I’ve always loved the Church Year. I like having annual rhythms, knowing that cold weather will bring Christmas, an abating of the heat brings Hajj, and that the sun’s return brings Spring Break and road trips. I like feeling that my life is connected to the earth and its seasons. So although I question the authenticity of Easter and Resurrection, Ash Wednesday is Ash Wednesday, and you eat pancakes on Shrove Tuesday and get the ashes on your forehead Wednesday night. Forty days later, Maundy Thursday is for footwashing the day before Good Friday, the Saturday is the Harrowing of Hell, and Sunday you celebrate spring and the renewal of all things. In between, Lent is a time of self-denial and contrition; we examine our lives, think of ways to make them better, and put those plans into practice. Early spring, a better time for resolutions than mid-winter, when we have the energy to stick with them.

At church the last several weeks, the pastor’s been talking about transformations; listening to this every week helped me get out of a relationship that wasn’t doing anything (good) for me, and it’s helped me think through how I want to change. I want to be happier.
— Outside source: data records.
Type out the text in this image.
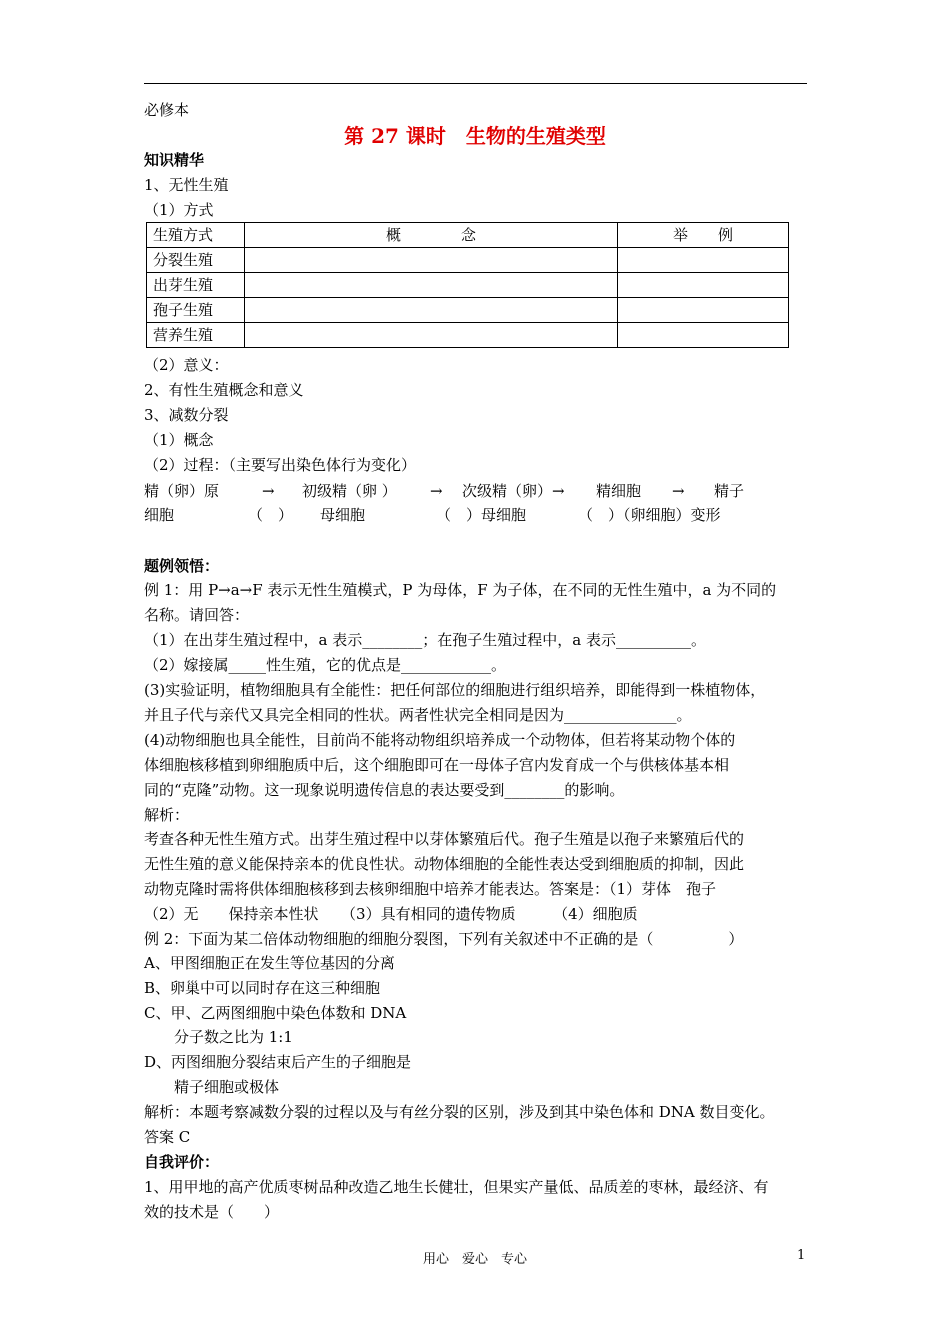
必修本
第 27 课时　生物的生殖类型
知识精华
1、无性生殖
（1）方式
生殖方式	概　　　　念	举　　例
分裂生殖		
出芽生殖		
孢子生殖		
营养生殖		
（2）意义：
2、有性生殖概念和意义
3、减数分裂
（1）概念
（2）过程：（主要写出染色体行为变化）
精（卵）原	→ 初级精（卵 ） → 次级精（卵）→ 精细胞 → 精子
细胞	（　） 母细胞	（　）母细胞	（　）（卵细胞）变形
题例领悟：
例 1：用 P→a→F 表示无性生殖模式，P 为母体，F 为子体，在不同的无性生殖中，a 为不同的
名称。请回答：
（1）在出芽生殖过程中，a 表示________；在孢子生殖过程中，a 表示__________。
（2）嫁接属_____性生殖，它的优点是____________。
(3)实验证明，植物细胞具有全能性：把任何部位的细胞进行组织培养，即能得到一株植物体，
并且子代与亲代又具完全相同的性状。两者性状完全相同是因为_______________。
(4)动物细胞也具全能性，目前尚不能将动物组织培养成一个动物体，但若将某动物个体的
体细胞核移植到卵细胞质中后，这个细胞即可在一母体子宫内发育成一个与供核体基本相
同的“克隆”动物。这一现象说明遗传信息的表达要受到________的影响。
解析：
考查各种无性生殖方式。出芽生殖过程中以芽体繁殖后代。孢子生殖是以孢子来繁殖后代的
无性生殖的意义能保持亲本的优良性状。动物体细胞的全能性表达受到细胞质的抑制，因此
动物克隆时需将供体细胞核移到去核卵细胞中培养才能表达。答案是：（1）芽体　孢子
（2）无　　保持亲本性状　　（3）具有相同的遗传物质　　　（4）细胞质
例 2：下面为某二倍体动物细胞的细胞分裂图，下列有关叙述中不正确的是（　　　　　）
A、甲图细胞正在发生等位基因的分离
B、卵巢中可以同时存在这三种细胞
C、甲、乙两图细胞中染色体数和 DNA
　　分子数之比为 1:1
D、丙图细胞分裂结束后产生的子细胞是
　　精子细胞或极体
解析：本题考察减数分裂的过程以及与有丝分裂的区别，涉及到其中染色体和 DNA 数目变化。
答案 C
自我评价：
1、用甲地的高产优质枣树品种改造乙地生长健壮，但果实产量低、品质差的枣林，最经济、有
效的技术是（　　）
用心　爱心　专心	1
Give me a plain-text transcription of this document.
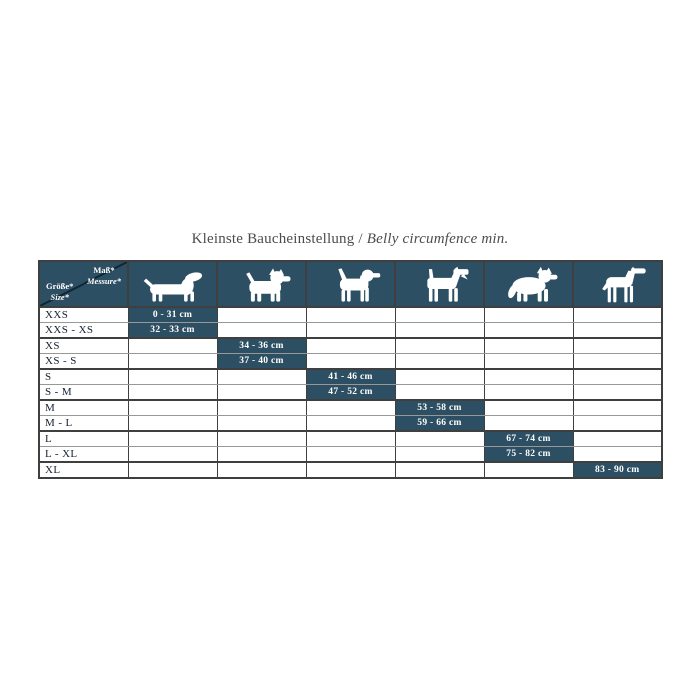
Kleinste Baucheinstellung / Belly circumfence min.
Maß*
Messure*
Größe*
Size*

XXS	0 - 31 cm					
XXS - XS	32 - 33 cm					
XS		34 - 36 cm				
XS - S		37 - 40 cm				
S			41 - 46 cm			
S - M			47 - 52 cm			
M				53 - 58 cm		
M - L				59 - 66 cm		
L					67 - 74 cm	
L - XL					75 - 82 cm	
XL						83 - 90 cm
To get there, I need more confidence — that I can be happy, that I deserve to be happy, that if I go out into the world looking for happiness it can be found. This matches with the research I’ve been doing into training teachers; the strongest determiner of a teacher’s ability to reach a student is that teacher’s self-efficacy beliefs, or self-confidence. I’ve thought about what would help mine, and I’ve worked out a project.

Four and a half years ago I hated myself. I knew that I was attracted to other men and not to my wife, but I was afraid and conservative and unwilling to be gay. Now I’m out and proud, though I’ve moved past the phase where I have to tell everyone I see.

The problem is, that self-hating religious conservative is still inside my head. So is everyone else I’ve ever been, like the little kid who can’t stop crying — it gets crowded and hard to focus in here sometimes. I’ve been rejecting thirty-ish-year-old me, though; I refuse to listen to him and the poison he spreads. He does this because he was rejected so dramatically by the ex, her family, and most of his friends, and himself.

I want to bring him peace. I mean, I was married for eight years, which is something like 22% of my entire life. It’s too big a piece to keep ignoring. My project for Lent this year is to reconcile who I was then with who I am now. It may be too ambitious for forty-five days, but I think it’s a worthy goal.

As a sign, to remind myself, I’m shaving. I like my bearded face — I like bearded faces in general — so if I can reconcile myself to the sight of my own hairless face, I should be able to make peace with anything.